Publié le 28 novembre 2025
Les cris de « Papa Leo » et « Viva il Papa » (Vive le pape) ont résonné dans toute la cathédrale du Saint-Esprit d'Istanbul, accompagnés d'acclamations et d'applaudissements enthousiastes, alors que le pape Léon XIV est arrivé pour commencer son premier voyage en Turquie.
Le pape a dirigé un service de prière avec le clergé catholique turc et les religieuses avant de se tourner vers l'objectif principal de sa visite : la première de son pontificat. Il marquera le 1 700e anniversaire d’un moment charnière dans le christianisme : le Concile de Nicée en 325 après J.-C., où les évêques ont formulé le Credo de Nicée, une déclaration de foi encore récitée par des millions de chrétiens dans le monde. Le credo professe la croyance en un Dieu unique, reconnaît Jésus comme le fils humain de Dieu et le Saint-Esprit comme une personne égale dans la Trinité.
Ce concile historique a eu lieu alors que les Églises orientales et occidentales restaient unifiées, bien avant que le Grand Schisme de 1054 ne les divise principalement sur l'autorité papale. Néanmoins, le Symbole de Nicée continue d'être adopté par les confessions catholiques, orthodoxes et protestantes les plus traditionnelles, constituant un rare point de consensus et le credo le plus universellement accepté dans la chrétienté.
Par conséquent, célébrer ses origines représente une étape importante dans les efforts déployés depuis des siècles pour réunifier le christianisme.
S'adressant à la congrégation à la cathédrale, Léon a souligné que le credo n'était pas simplement une déclaration doctrinale mais le « noyau essentiel de la foi chrétienne ».
« Son développement est donc organique, semblable à celui d’une réalité vivante, mettant progressivement en lumière et exprimant plus pleinement le cœur essentiel de la foi », a-t-il déclaré.
Leo est arrivé en Turquie jeudi, promouvant un message de paix lors de sa rencontre avec le président turc Recep Tayyip Erdogan. Il portera ce même message au Liban dimanche lors de la deuxième et dernière étape de son voyage en tant que premier pape américain de l'histoire.
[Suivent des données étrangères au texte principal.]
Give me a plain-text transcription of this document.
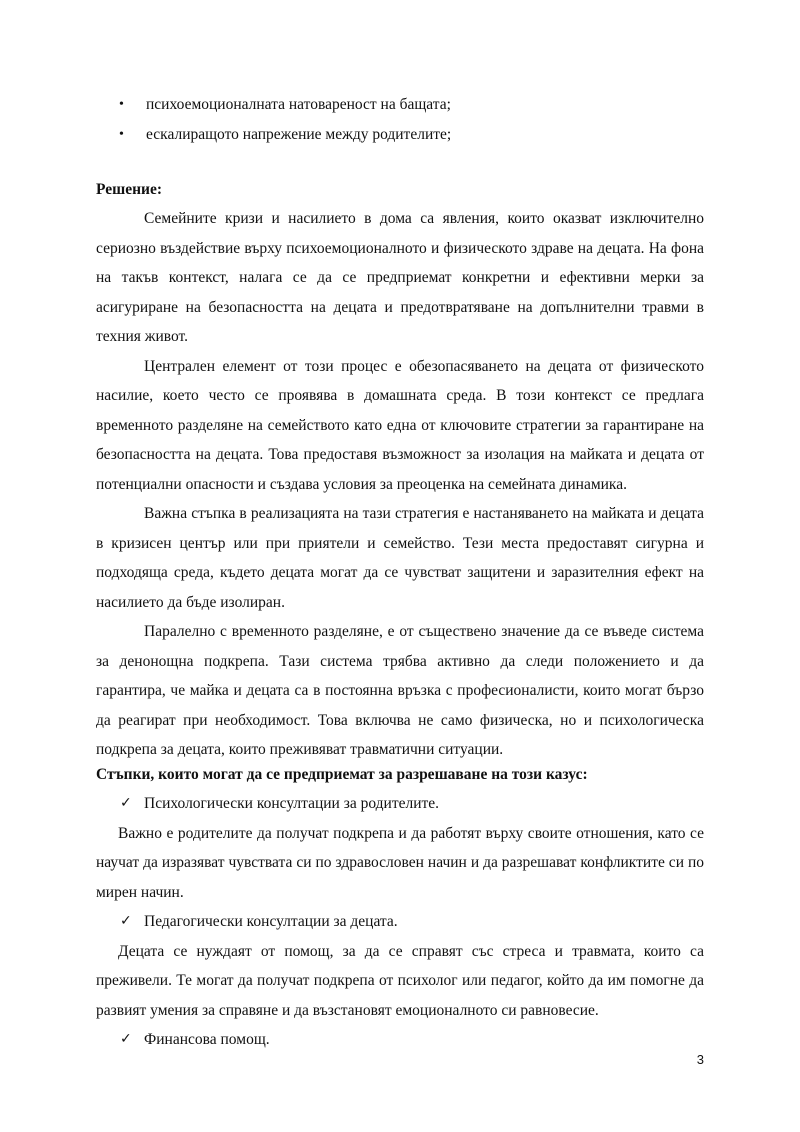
• психоемоционалната натовареност на бащата;
• ескалиращото напрежение между родителите;

Решение:

Семейните кризи и насилието в дома са явления, които оказват изключително сериозно въздействие върху психоемоционалното и физическото здраве на децата. На фона на такъв контекст, налага се да се предприемат конкретни и ефективни мерки за асигуриране на безопасността на децата и предотвратяване на допълнителни травми в техния живот.

Централен елемент от този процес е обезопасяването на децата от физическото насилие, което често се проявява в домашната среда. В този контекст се предлага временното разделяне на семейството като една от ключовите стратегии за гарантиране на безопасността на децата. Това предоставя възможност за изолация на майката и децата от потенциални опасности и създава условия за преоценка на семейната динамика.

Важна стъпка в реализацията на тази стратегия е настаняването на майката и децата в кризисен център или при приятели и семейство. Тези места предоставят сигурна и подходяща среда, където децата могат да се чувстват защитени и заразителния ефект на насилието да бъде изолиран.

Паралелно с временното разделяне, е от съществено значение да се въведе система за денонощна подкрепа. Тази система трябва активно да следи положението и да гарантира, че майка и децата са в постоянна връзка с професионалисти, които могат бързо да реагират при необходимост. Това включва не само физическа, но и психологическа подкрепа за децата, които преживяват травматични ситуации.

Стъпки, които могат да се предприемат за разрешаване на този казус:

✓ Психологически консултации за родителите.

Важно е родителите да получат подкрепа и да работят върху своите отношения, като се научат да изразяват чувствата си по здравословен начин и да разрешават конфликтите си по мирен начин.

✓ Педагогически консултации за децата.

Децата се нуждаят от помощ, за да се справят със стреса и травмата, които са преживели. Те могат да получат подкрепа от психолог или педагог, който да им помогне да развият умения за справяне и да възстановят емоционалното си равновесие.

✓ Финансова помощ.

3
Lors du service religieux de mardi, Leo a encouragé la petite communauté catholique de Turkiye, qui compte environ 33 000 personnes dans une nation à majorité musulmane sunnite de 85 millions d'habitants. Il a particulièrement salué l'action de l'Église auprès des migrants et des nouveaux arrivants.
« La logique de la petitesse est la véritable force de l'Église », leur a dit Leo en anglais. « La présence importante de migrants et de réfugiés dans ce pays pose à l'Église le défi d'accueillir et de servir certaines des personnes les plus vulnérables. »
Son message a trouvé un fort écho auprès de la foule diversifiée rassemblée à l'extérieur, reflétant le caractère multinational de l'Église catholique de Turquie.
« De tout mon cœur, je suis si heureuse », a déclaré Debora Martina Da Silva, étudiante en sciences politiques de Guinée-Bissau.
Mateusz Zajdecki, 21 ans, originaire de Szczecin, en Pologne, a reconnu l'importance œcuménique de la visite de Léon.
« Je pense qu'il est important que la Turquie soit unie autour d'une même table, la table eucharistique, et qu'elle prie ensemble un seul Père qui est aux cieux », a déclaré Zajdecki.